The DMs and stakeholders that are involved in MCDA processes are normally experts that know the problem well and also understand it (at least to some degree), but they are (usually) not familiar with MCDA from a mathematical standpoint. The MCDA Index Tool provides them with a tool to supplement their often-heuristic approaches with a formal set of decision analysis instruments. In this way, it can support the so-called “formal models” of heuristics (e.g., Mousavi and Gigerenzer (2017)) compared to “informal models” of heuristics (e.g., Kahneman and Tversky (1982)).

A case study with data from the EU project SECURE was used to show all the five steps of the tool, conducting a detailed uncertainty and sensitivity analysis for 14 energy scenarios by accounting for different data normalization strategies and compensatory attitudes of the decision makers/stakeholders. It was confirmed that most of the best and worst scenarios proposed in the SECURE project are stable in their respective performance ranges. However, there are a few exceptions, indicating that some scenarios can receive a very different rank (with up to 10 rank differences), while varying the compensatory attitude of the decision makers/stakeholders. This finding confirms the usefulness of the tool to test the stability of rankings driven by a single score.

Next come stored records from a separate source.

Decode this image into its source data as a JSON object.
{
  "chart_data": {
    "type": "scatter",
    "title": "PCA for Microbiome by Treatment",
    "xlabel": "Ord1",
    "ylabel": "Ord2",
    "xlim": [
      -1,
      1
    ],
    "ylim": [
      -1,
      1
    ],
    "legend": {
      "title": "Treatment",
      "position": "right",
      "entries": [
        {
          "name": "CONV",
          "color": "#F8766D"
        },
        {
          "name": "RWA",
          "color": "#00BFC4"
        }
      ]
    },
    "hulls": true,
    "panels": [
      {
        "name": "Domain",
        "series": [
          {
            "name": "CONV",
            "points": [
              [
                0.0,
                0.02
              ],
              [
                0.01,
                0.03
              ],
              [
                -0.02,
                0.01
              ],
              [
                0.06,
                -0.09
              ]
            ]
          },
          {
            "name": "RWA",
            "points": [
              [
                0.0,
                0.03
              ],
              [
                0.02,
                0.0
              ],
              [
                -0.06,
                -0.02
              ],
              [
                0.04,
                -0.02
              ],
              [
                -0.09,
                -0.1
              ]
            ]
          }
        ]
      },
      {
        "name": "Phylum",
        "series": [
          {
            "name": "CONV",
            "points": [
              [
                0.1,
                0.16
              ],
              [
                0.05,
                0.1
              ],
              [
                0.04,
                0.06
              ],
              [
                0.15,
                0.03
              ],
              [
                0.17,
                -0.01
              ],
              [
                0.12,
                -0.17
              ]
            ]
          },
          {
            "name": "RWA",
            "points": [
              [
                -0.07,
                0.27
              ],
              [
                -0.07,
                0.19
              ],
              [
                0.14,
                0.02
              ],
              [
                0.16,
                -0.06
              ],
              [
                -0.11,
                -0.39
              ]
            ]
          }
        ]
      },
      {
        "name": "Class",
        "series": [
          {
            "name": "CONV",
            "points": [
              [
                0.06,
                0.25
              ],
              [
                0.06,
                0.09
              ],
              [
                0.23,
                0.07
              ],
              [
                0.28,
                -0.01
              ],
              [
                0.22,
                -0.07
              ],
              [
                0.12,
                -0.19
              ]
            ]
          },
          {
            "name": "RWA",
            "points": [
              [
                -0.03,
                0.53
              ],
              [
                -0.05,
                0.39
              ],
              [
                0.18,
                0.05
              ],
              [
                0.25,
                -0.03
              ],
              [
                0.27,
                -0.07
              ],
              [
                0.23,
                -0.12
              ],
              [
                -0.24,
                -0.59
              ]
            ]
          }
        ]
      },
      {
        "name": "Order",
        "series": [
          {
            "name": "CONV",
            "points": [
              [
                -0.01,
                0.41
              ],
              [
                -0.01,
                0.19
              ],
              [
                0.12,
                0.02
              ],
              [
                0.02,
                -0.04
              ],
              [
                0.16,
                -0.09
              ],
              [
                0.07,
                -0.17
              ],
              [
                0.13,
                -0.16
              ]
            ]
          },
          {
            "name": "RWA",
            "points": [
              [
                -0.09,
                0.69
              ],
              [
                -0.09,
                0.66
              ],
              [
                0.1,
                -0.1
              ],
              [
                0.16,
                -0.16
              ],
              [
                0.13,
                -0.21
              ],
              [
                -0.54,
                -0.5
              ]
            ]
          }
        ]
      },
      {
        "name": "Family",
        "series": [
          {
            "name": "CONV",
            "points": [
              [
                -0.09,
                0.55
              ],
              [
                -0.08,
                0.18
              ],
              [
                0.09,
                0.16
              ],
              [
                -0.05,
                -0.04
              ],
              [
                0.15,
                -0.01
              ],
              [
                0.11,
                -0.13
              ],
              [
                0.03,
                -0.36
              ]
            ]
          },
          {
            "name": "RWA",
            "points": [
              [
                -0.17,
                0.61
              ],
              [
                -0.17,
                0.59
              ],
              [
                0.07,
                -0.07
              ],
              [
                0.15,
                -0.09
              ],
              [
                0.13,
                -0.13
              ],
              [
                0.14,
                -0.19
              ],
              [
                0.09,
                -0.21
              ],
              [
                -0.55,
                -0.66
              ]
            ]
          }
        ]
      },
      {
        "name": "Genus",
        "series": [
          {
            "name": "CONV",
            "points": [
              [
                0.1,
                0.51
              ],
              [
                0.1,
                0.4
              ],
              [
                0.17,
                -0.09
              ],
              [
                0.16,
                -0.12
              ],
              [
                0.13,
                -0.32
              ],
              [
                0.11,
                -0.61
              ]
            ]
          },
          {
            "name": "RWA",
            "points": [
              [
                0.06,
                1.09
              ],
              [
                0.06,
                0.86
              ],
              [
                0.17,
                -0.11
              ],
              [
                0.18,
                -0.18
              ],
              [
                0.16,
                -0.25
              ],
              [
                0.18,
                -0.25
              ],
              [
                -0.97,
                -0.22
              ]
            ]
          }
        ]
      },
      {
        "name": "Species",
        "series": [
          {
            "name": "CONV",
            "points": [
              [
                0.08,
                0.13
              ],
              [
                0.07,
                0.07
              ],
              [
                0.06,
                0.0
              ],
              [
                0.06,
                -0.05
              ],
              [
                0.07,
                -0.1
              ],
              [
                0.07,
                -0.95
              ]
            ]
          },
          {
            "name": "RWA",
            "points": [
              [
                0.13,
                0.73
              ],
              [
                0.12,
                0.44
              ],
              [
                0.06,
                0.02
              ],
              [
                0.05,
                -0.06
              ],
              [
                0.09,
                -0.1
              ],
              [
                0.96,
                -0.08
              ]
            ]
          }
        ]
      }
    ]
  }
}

There are promising research avenues that can be pursued to expand the decision support capabilities of the proposed tool. Firstly, the possibility of including a hierarchical structure of the indicators, instead of only a flat one, would allow to formulate problems with a large number of indicators in a more well-organized format (Corrente et al. 2013). Inspiration can be taken from some of the reviewed software including Decerns, Smart Decisions and Web-HIPRE. The inclusion of the capacity to use uncertain performances and or weights would allow to model multiple preference models with a further uncertainty management component (Pelissari et al. 2018). Logical decisions can provide several options to consider for such a purpose. It could also be interesting to embed a global sensitivity analysis package like the one proposed by Lindén et al. (2018) to evaluate the implicit influence of each indicator driven by the correlation structure. Furthermore, a summary measure indicating the change of rankings for the same alternatives according to different combinations could be also used in the tool to enhance the high-level assessment of model stability. Several of these possible solutions are presented for example in Kadziński and Michalski (2016). Lastly, aggregation methods that still provide an index could be integrated to account, for example, for the interactions between the indicators, such as with the Choquet integral (Grabisch and Labreuche 2016).

CIs are developed to evaluate multi-dimensional concepts, for which there is not usually a measure to be used to assess how “right” or “wrong” their outcome is. The assessment of a CI is mostly related to the transparency and reproducibility of the process used to develop it (Bouyssou et al. 2002, 2015; Greco et al. 2019; Nardo et al. 2008). With this tool, the authors think that some support is provided to the user in that direction, with a key focus on the normalization and aggregation steps.